Paine de mkn: Dijne Hbenejw
Translation: No other nation will ever use human languages again.
Proposed by: You-Know-Who
Oxidane Contamination Prevention ActArea of effect: Safety | Strength: Significant | Proposed by: Maowi
Aware that oxidane, also known as dihydrogen monoxide, is a dangerous chemical to certain species that can cause serious injury or death when uptaken in large quantities;
Explaining that the dangers of oxidane can include swelling of brain cells, leading to dizziness, confusion, and ultimately death, and that symptoms of unhealthy oxidane uptake may include sweating, vomiting and dilute urine;
Regretful that many people are unaware or uneducated about the dangers of oxidane to their species, and seeking to remedy this situation;
Aghast that oxidane innocuously enters many people's homes through their plumbing systems, or an equivalent system;
Determined to save people from oxidane contamination by enforcing stringent legislation and punishing governments negligent to the well-being of their nations' citizens;
The World Assembly hereby:
Mandates that member nations must conduct valid scientific research into the effects of oxidane uptake on their citizens' species;
Requires member nations to fund informational campaigns educating their citizens on the dangers of oxidane, should the above scientific research conclude that excessive oxidane uptake can cause harmful effects on their species;
Commands member nations whose citizens are of a species upon which excessive oxidane uptake can cause harmful effects to ensure that no oxidane enters their plumbing, or equivalent, systems;
Advises member nations to take further action to prevent their citizens from detrimentally uptaking oxidane.

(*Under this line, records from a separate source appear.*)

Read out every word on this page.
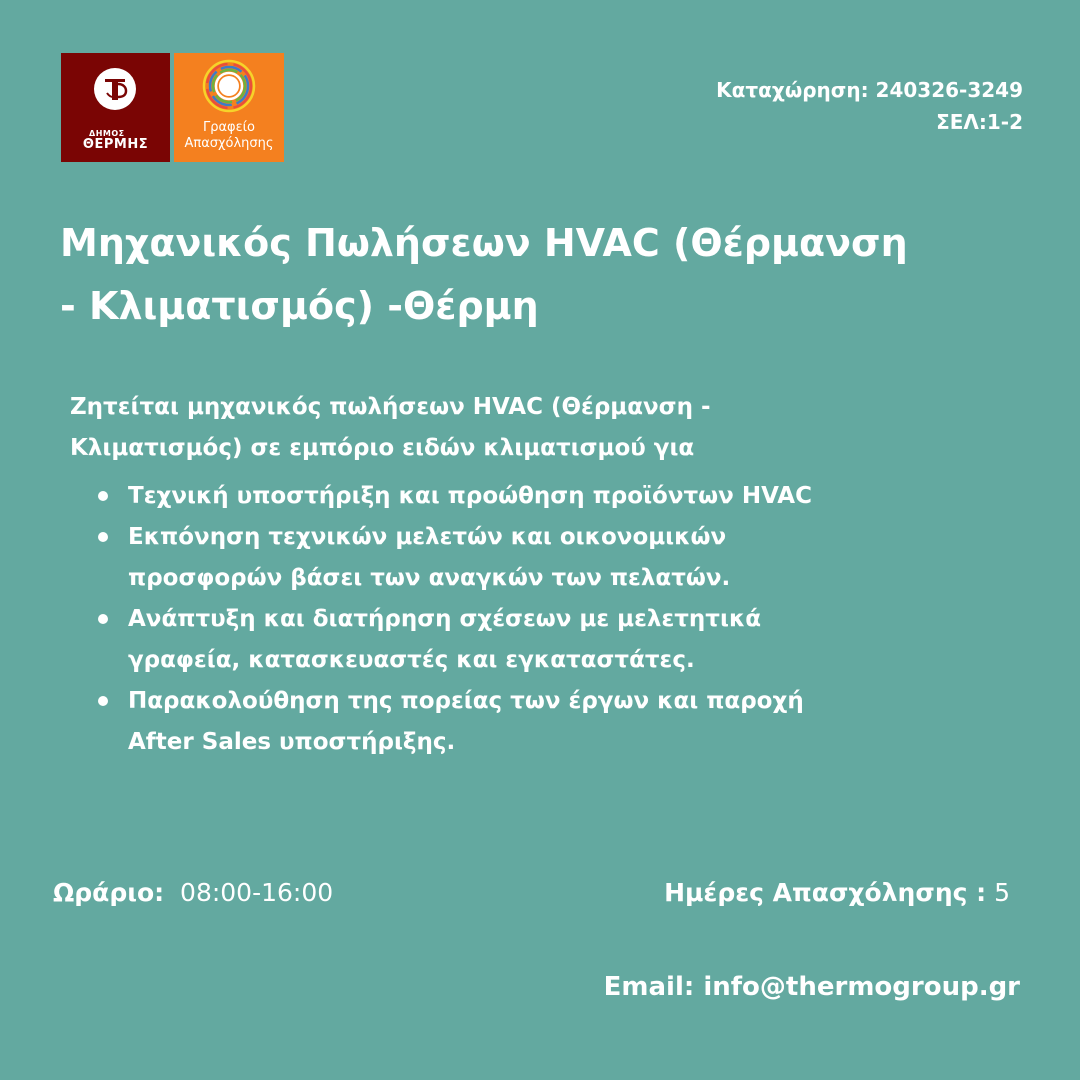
ΔΗΜΟΣ
ΘΕΡΜΗΣ
Γραφείο
Απασχόλησης
Καταχώρηση: 240326-3249
ΣΕΛ:1-2
Μηχανικός Πωλήσεων HVAC (Θέρμανση
- Κλιματισμός) -Θέρμη

Ζητείται μηχανικός πωλήσεων HVAC (Θέρμανση -
Κλιματισμός) σε εμπόριο ειδών κλιματισμού για

Τεχνική υποστήριξη και προώθηση προϊόντων HVAC
Εκπόνηση τεχνικών μελετών και οικονομικών
προσφορών βάσει των αναγκών των πελατών.
Ανάπτυξη και διατήρηση σχέσεων με μελετητικά
γραφεία, κατασκευαστές και εγκαταστάτες.
Παρακολούθηση της πορείας των έργων και παροχή
After Sales υποστήριξης.
Ωράριο: 08:00-16:00	Ημέρες Απασχόλησης : 5
Email: info@thermogroup.gr
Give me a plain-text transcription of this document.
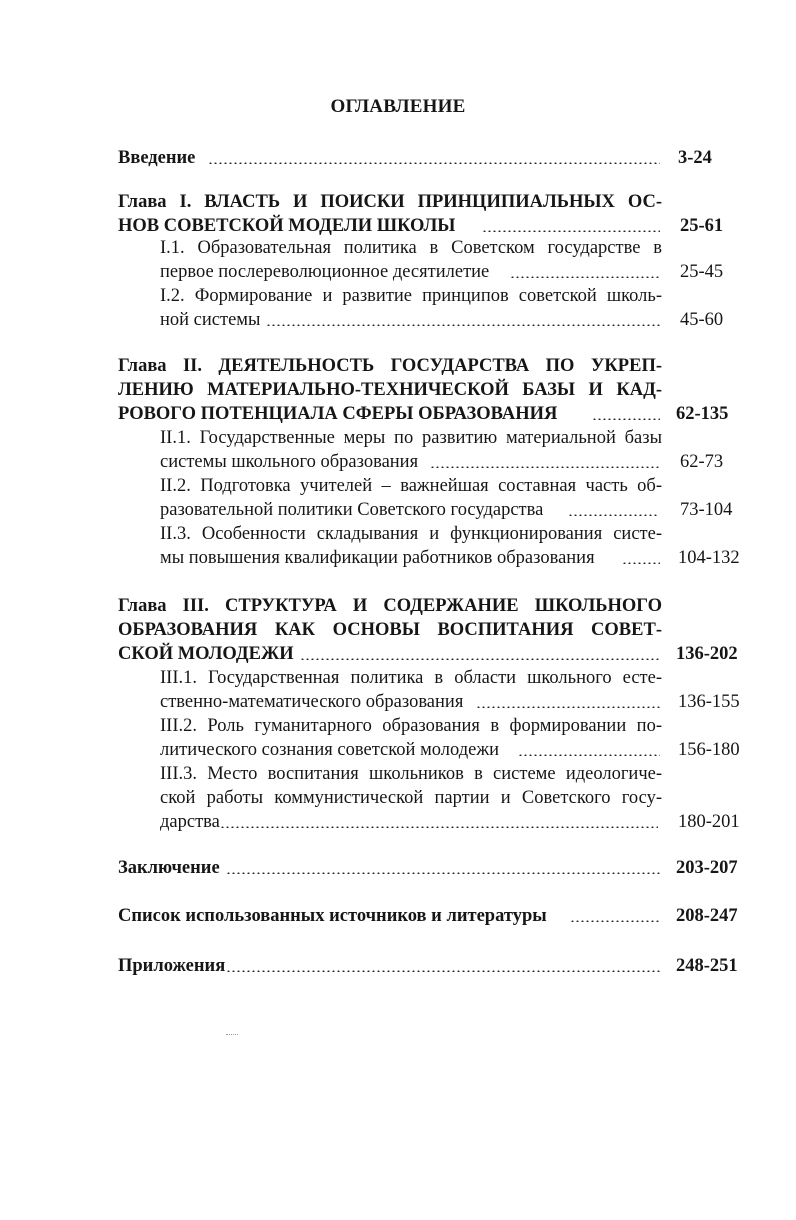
ОГЛАВЛЕНИЕ
Введение	3-24
Глава I. ВЛАСТЬ И ПОИСКИ ПРИНЦИПИАЛЬНЫХ ОС-
НОВ СОВЕТСКОЙ МОДЕЛИ ШКОЛЫ	25-61
I.1. Образовательная политика в Советском государстве в
первое послереволюционное десятилетие	25-45
I.2. Формирование и развитие принципов советской школь-
ной системы	45-60
Глава II. ДЕЯТЕЛЬНОСТЬ ГОСУДАРСТВА ПО УКРЕП-
ЛЕНИЮ МАТЕРИАЛЬНО-ТЕХНИЧЕСКОЙ БАЗЫ И КАД-
РОВОГО ПОТЕНЦИАЛА СФЕРЫ ОБРАЗОВАНИЯ	62-135
II.1. Государственные меры по развитию материальной базы
системы школьного образования	62-73
II.2. Подготовка учителей – важнейшая составная часть об-
разовательной политики Советского государства	73-104
II.3. Особенности складывания и функционирования систе-
мы повышения квалификации работников образования	104-132
Глава III. СТРУКТУРА И СОДЕРЖАНИЕ ШКОЛЬНОГО
ОБРАЗОВАНИЯ КАК ОСНОВЫ ВОСПИТАНИЯ СОВЕТ-
СКОЙ МОЛОДЕЖИ	136-202
III.1. Государственная политика в области школьного есте-
ственно-математического образования	136-155
III.2. Роль гуманитарного образования в формировании по-
литического сознания советской молодежи	156-180
III.3. Место воспитания школьников в системе идеологиче-
ской работы коммунистической партии и Советского госу-
дарства	180-201
Заключение	203-207
Список использованных источников и литературы	208-247
Приложения	248-251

Maowi wrote:Oxidane Contamination Prevention ActArea of effect: Safety | Strength: Significant | Proposed by: Maowi
Aware that oxidane, also known as dihydrogen monoxide, is a dangerous chemical to certain species that can cause serious injury or death when uptaken in large quantities;
Explaining that the dangers of oxidane can include swelling of brain cells, leading to dizziness, confusion, and ultimately death, and that symptoms of unhealthy oxidane uptake may include sweating, vomiting and dilute urine;
Regretful that many people are unaware or uneducated about the dangers of oxidane to their species, and seeking to remedy this situation;
Aghast that oxidane innocuously enters many people's homes through their plumbing systems, or an equivalent system;
Determined to save people from oxidane contamination by enforcing stringent legislation and punishing governments negligent to the well-being of their nations' citizens;
The World Assembly hereby:
Mandates that member nations must conduct valid scientific research into the effects of oxidane uptake on their citizens' species;
Requires member nations to fund informational campaigns educating their citizens on the dangers of oxidane, should the above scientific research conclude that excessive oxidane uptake can cause harmful effects on their species;
Commands member nations whose citizens are of a species upon which excessive oxidane uptake can cause harmful effects to ensure that no oxidane enters their plumbing, or equivalent, systems;
Advises member nations to take further action to prevent their citizens from detrimentally uptaking oxidane.